The biggest reason for re-factoring the rendering engine is to make room for the new shader system.
Today I managed to set up the 3D skybox system once again and added a few render buffers, particularly one that is used for post-processing, a handy technique for mangling your rendered scene so it can look pretty.
One such feature is anti-aliasing and the current popular technique for image enhancement is fast-approximate anti-aliasing, FXAA.
Anti-aliasing is the technique of smoothing out a 3D render so the pixels on the screen are less noticeable, FXAA is a quick approximation of how the smoothing should look like.
Here is Battle World’s FXAA (Click open in full size).
On the left is no anti-aliasing, on the right is FXAA. Look at the corners where the darker ceiling meets the lighter walls.
FXAA is often praised for it’s performance, it comes with no memory cost (Unless you count the frame-buffer, but I have it there anyway for other special effects) and can be slapped over any scene, in fact, you can see I only lose ~4 frames-per-second in this scene.
I have experienced problems with FXAA on mobile devices, their GPUs are pretty weak compared to the AMD HD 6970 on my primary development machine, so the speed hit is more apparent on devices such as iPhone, iPad and Tegra 3 chips, so far only the Adreno 320 can churn out over 60 frames with FXAA and that is probably due to it’s unique chip layout.
So what’s going on? In FXAA the processing is offloaded directly onto the GPU’s fragment shader and runs across the entire resolution of the buffer, this is quite a lot of work. On a 1920x1080 buffer the GPU has to traverse 2,073,600 fragments (Fragments are essentially pixels), and reading a pixel is the slowest action of this process, FXAA reads pixel data 9 times for each pixel, that’s 18,662,400 read operations! Good job PC GPUs are powerful enough to handle this.
Improvements to FXAA would be to somehow offload the calculations to the vertex shader, there are 6 vertices for the frame buffer (2 pairs overlap), much less than over 2 million fragments to traverse, at the moment there is no obvious parts of FXAA’s operations that can be offloaded to the vertex shader.
Here’s a download of the shader as a function for GLSL, remember to define the precision settings then just drop this function above your screen-shader and then run as “gl_FragColor = vec4( fxaa( INPUT_TEXTURE, TEXTURE_UV_VARYING, INVERSE_SCREEN_RESOLUTION ), 1.0 );”

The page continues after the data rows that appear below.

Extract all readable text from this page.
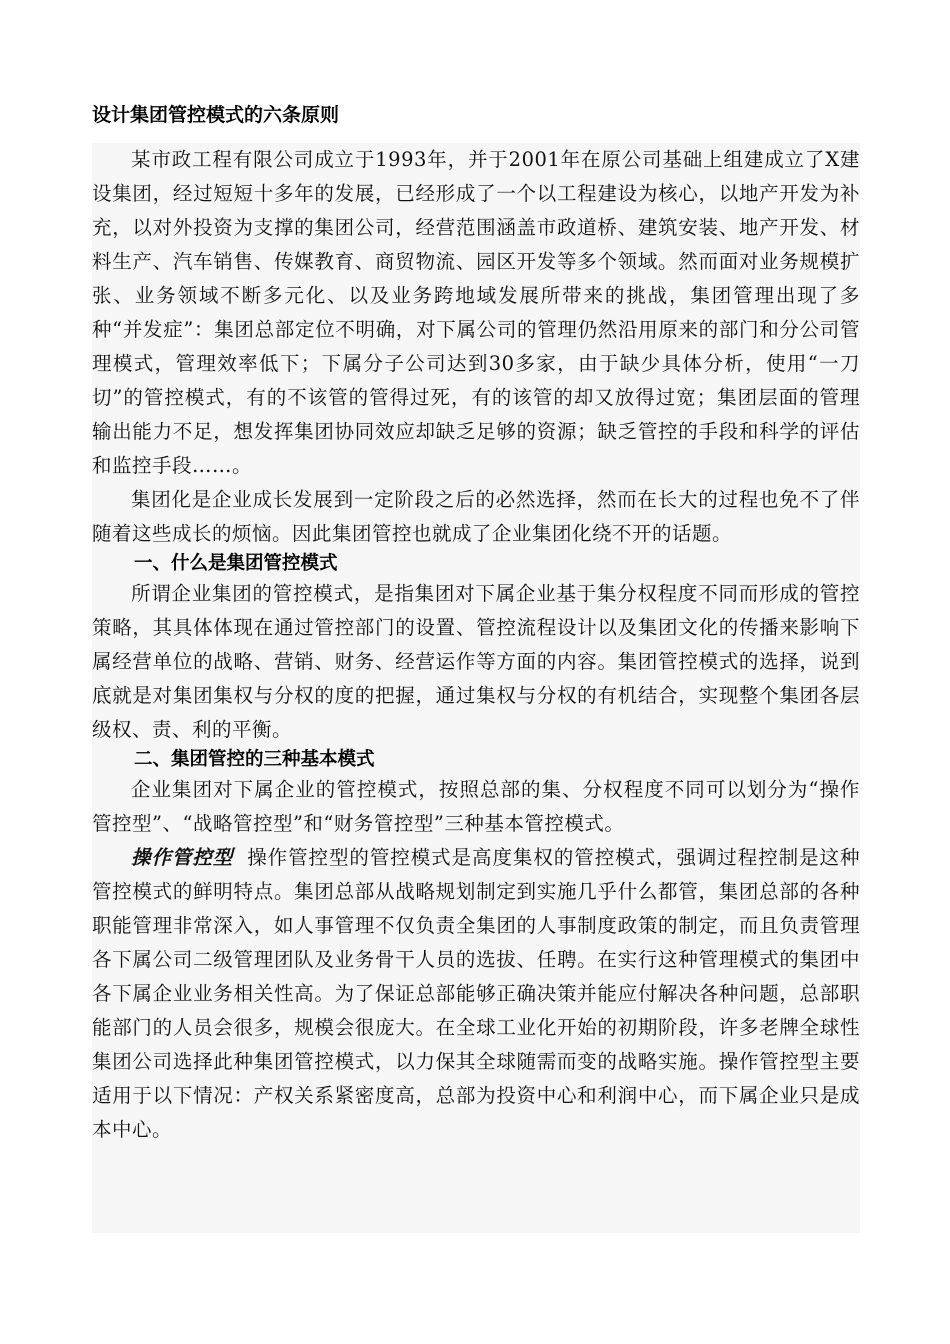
设计集团管控模式的六条原则

某市政工程有限公司成立于1993年，并于2001年在原公司基础上组建成立了X建设集团，经过短短十多年的发展，已经形成了一个以工程建设为核心，以地产开发为补充，以对外投资为支撑的集团公司，经营范围涵盖市政道桥、建筑安装、地产开发、材料生产、汽车销售、传媒教育、商贸物流、园区开发等多个领域。然而面对业务规模扩张、业务领域不断多元化、以及业务跨地域发展所带来的挑战，集团管理出现了多种“并发症”：集团总部定位不明确，对下属公司的管理仍然沿用原来的部门和分公司管理模式，管理效率低下；下属分子公司达到30多家，由于缺少具体分析，使用“一刀切”的管控模式，有的不该管的管得过死，有的该管的却又放得过宽；集团层面的管理输出能力不足，想发挥集团协同效应却缺乏足够的资源；缺乏管控的手段和科学的评估和监控手段……。

集团化是企业成长发展到一定阶段之后的必然选择，然而在长大的过程也免不了伴随着这些成长的烦恼。因此集团管控也就成了企业集团化绕不开的话题。

一、什么是集团管控模式

所谓企业集团的管控模式，是指集团对下属企业基于集分权程度不同而形成的管控策略，其具体体现在通过管控部门的设置、管控流程设计以及集团文化的传播来影响下属经营单位的战略、营销、财务、经营运作等方面的内容。集团管控模式的选择，说到底就是对集团集权与分权的度的把握，通过集权与分权的有机结合，实现整个集团各层级权、责、利的平衡。

二、集团管控的三种基本模式

企业集团对下属企业的管控模式，按照总部的集、分权程度不同可以划分为“操作管控型”、“战略管控型”和“财务管控型”三种基本管控模式。

操作管控型 操作管控型的管控模式是高度集权的管控模式，强调过程控制是这种管控模式的鲜明特点。集团总部从战略规划制定到实施几乎什么都管，集团总部的各种职能管理非常深入，如人事管理不仅负责全集团的人事制度政策的制定，而且负责管理各下属公司二级管理团队及业务骨干人员的选拔、任聘。在实行这种管理模式的集团中各下属企业业务相关性高。为了保证总部能够正确决策并能应付解决各种问题，总部职能部门的人员会很多，规模会很庞大。在全球工业化开始的初期阶段，许多老牌全球性集团公司选择此种集团管控模式，以力保其全球随需而变的战略实施。操作管控型主要适用于以下情况：产权关系紧密度高，总部为投资中心和利润中心，而下属企业只是成本中心。
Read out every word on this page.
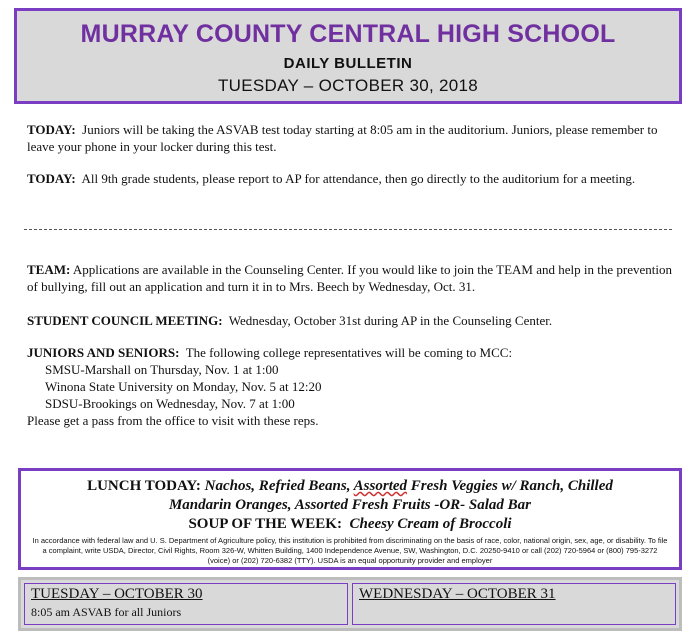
MURRAY COUNTY CENTRAL HIGH SCHOOL
DAILY BULLETIN
TUESDAY – OCTOBER 30, 2018
TODAY: Juniors will be taking the ASVAB test today starting at 8:05 am in the auditorium. Juniors, please remember to leave your phone in your locker during this test.
TODAY: All 9th grade students, please report to AP for attendance, then go directly to the auditorium for a meeting.
TEAM: Applications are available in the Counseling Center. If you would like to join the TEAM and help in the prevention of bullying, fill out an application and turn it in to Mrs. Beech by Wednesday, Oct. 31.
STUDENT COUNCIL MEETING: Wednesday, October 31st during AP in the Counseling Center.
JUNIORS AND SENIORS: The following college representatives will be coming to MCC:
SMSU-Marshall on Thursday, Nov. 1 at 1:00
Winona State University on Monday, Nov. 5 at 12:20
SDSU-Brookings on Wednesday, Nov. 7 at 1:00
Please get a pass from the office to visit with these reps.
LUNCH TODAY: Nachos, Refried Beans, Assorted Fresh Veggies w/ Ranch, Chilled
Mandarin Oranges, Assorted Fresh Fruits -OR- Salad Bar
SOUP OF THE WEEK: Cheesy Cream of Broccoli
In accordance with federal law and U. S. Department of Agriculture policy, this institution is prohibited from discriminating on the basis of race, color, national origin, sex, age, or disability. To file a complaint, write USDA, Director, Civil Rights, Room 326-W, Whitten Building, 1400 Independence Avenue, SW, Washington, D.C. 20250-9410 or call (202) 720-5964 or (800) 795-3272 (voice) or (202) 720-6382 (TTY). USDA is an equal opportunity provider and employer
TUESDAY – OCTOBER 30
8:05 am ASVAB for all Juniors
WEDNESDAY – OCTOBER 31
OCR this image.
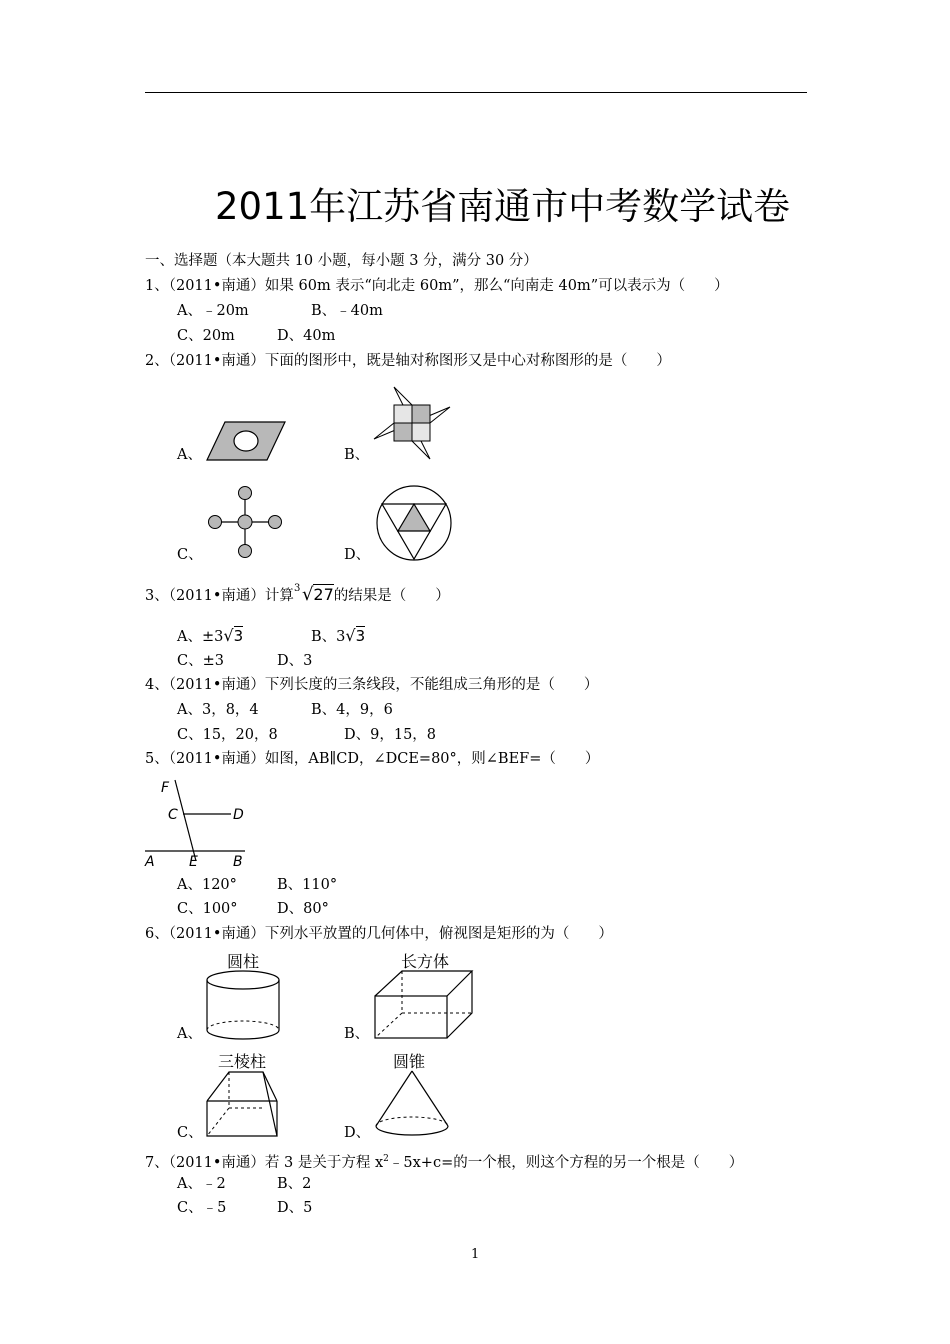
2011年江苏省南通市中考数学试卷
一、选择题（本大题共 10 小题，每小题 3 分，满分 30 分）
1、（2011•南通）如果 60m 表示“向北走 60m”，那么“向南走 40m”可以表示为（　　）
A、﹣20m	B、﹣40m
C、20m	D、40m
2、（2011•南通）下面的图形中，既是轴对称图形又是中心对称图形的是（　　）
A、	B、
C、	D、
3、（2011•南通）计算 3 √27的结果是（　　）
A、±3√3	B、3√3
C、±3	D、3
4、（2011•南通）下列长度的三条线段，不能组成三角形的是（　　）
A、3，8，4	B、4，9，6
C、15，20，8	D、9，15，8
5、（2011•南通）如图，AB∥CD，∠DCE=80°，则∠BEF=（　　）
F
C	D
A E	B
A、120°	B、110°
C、100°	D、80°
6、（2011•南通）下列水平放置的几何体中，俯视图是矩形的为（　　）
圆柱
A、
长方体
B、
三棱柱
C、
圆锥
D、
7、（2011•南通）若 3 是关于方程 $x^2﹣5x+c=$的一个根，则这个方程的另一个根是（　　）
A、﹣2	B、2
C、﹣5	D、5
1
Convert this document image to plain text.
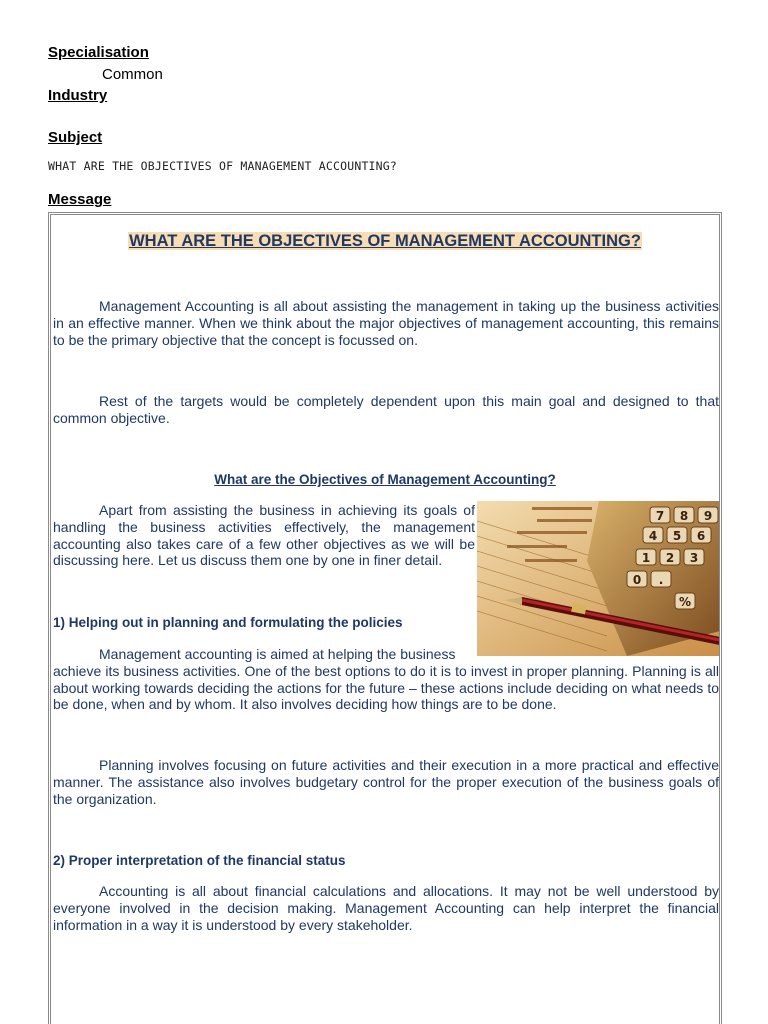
Specialisation
Common
Industry
Subject
WHAT ARE THE OBJECTIVES OF MANAGEMENT ACCOUNTING?
Message
WHAT ARE THE OBJECTIVES OF MANAGEMENT ACCOUNTING?
Management Accounting is all about assisting the management in taking up the business activities in an effective manner. When we think about the major objectives of management accounting, this remains to be the primary objective that the concept is focussed on.
Rest of the targets would be completely dependent upon this main goal and designed to that common objective.
What are the Objectives of Management Accounting?
Apart from assisting the business in achieving its goals of handling the business activities effectively, the management accounting also takes care of a few other objectives as we will be discussing here. Let us discuss them one by one in finer detail.
7 8 9
4 5 6
1 2 3
0 .
%
1) Helping out in planning and formulating the policies
Management accounting is aimed at helping the business
achieve its business activities. One of the best options to do it is to invest in proper planning. Planning is all about working towards deciding the actions for the future – these actions include deciding on what needs to be done, when and by whom. It also involves deciding how things are to be done.
Planning involves focusing on future activities and their execution in a more practical and effective manner. The assistance also involves budgetary control for the proper execution of the business goals of the organization.
2) Proper interpretation of the financial status
Accounting is all about financial calculations and allocations. It may not be well understood by everyone involved in the decision making. Management Accounting can help interpret the financial information in a way it is understood by every stakeholder.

The INVERSE_SCREEN_RESOLUTION is simply 1.0 / screenResolution[width/height], it is the rough size of the fragment on the open gl window.
The original source kept these as constants:
float FXAA_SPAN_MAX = 8.0;
float FXAA_REDUCE_MUL = 1.0/8.0;
float FXAA_REDUCE_MIN = (1.0/128.0);
But I highly recommend you equate them and move them directly into the shader source once you’ve experimented with changing their values.
Just plug those 3 lines at the top of the shader file to put them to use.
I’m forever learning new things, as such I am constantly going back to improve my old code, which bring performance boosts and bug fixes all around.
A lot of people call this my curse as I end up revising engines over and over until I cannot make them shine any better, this is why Battle World’s engine has been under development since 2008, I have constantly changed architectures, engine design and have been refactoring every time I learn something new.
This screen shot is from 2012, back when the game was still 2D on a 3D plane.
The best change the game has made so far is going fully 3D. This system used a sector format where areas are built up with shapes that connect to each other and describe the layout of the map from a top-down view.
Very similar to Doom’s map format.
That’s why I went fully 3D, I was mimicking Doom’s map format, so why not use the map format?
I chose UDMF which is a modernised, semi-human readable version of Doom’s map format, and the best part is that it already had powerful editors, which meant I didn’t need to work on any tools.
This engine version in this screen suffered with poor performance and lacked optimisation with the UDMF sectors, which started the path to the new code-base that is currently under it’s first refactor.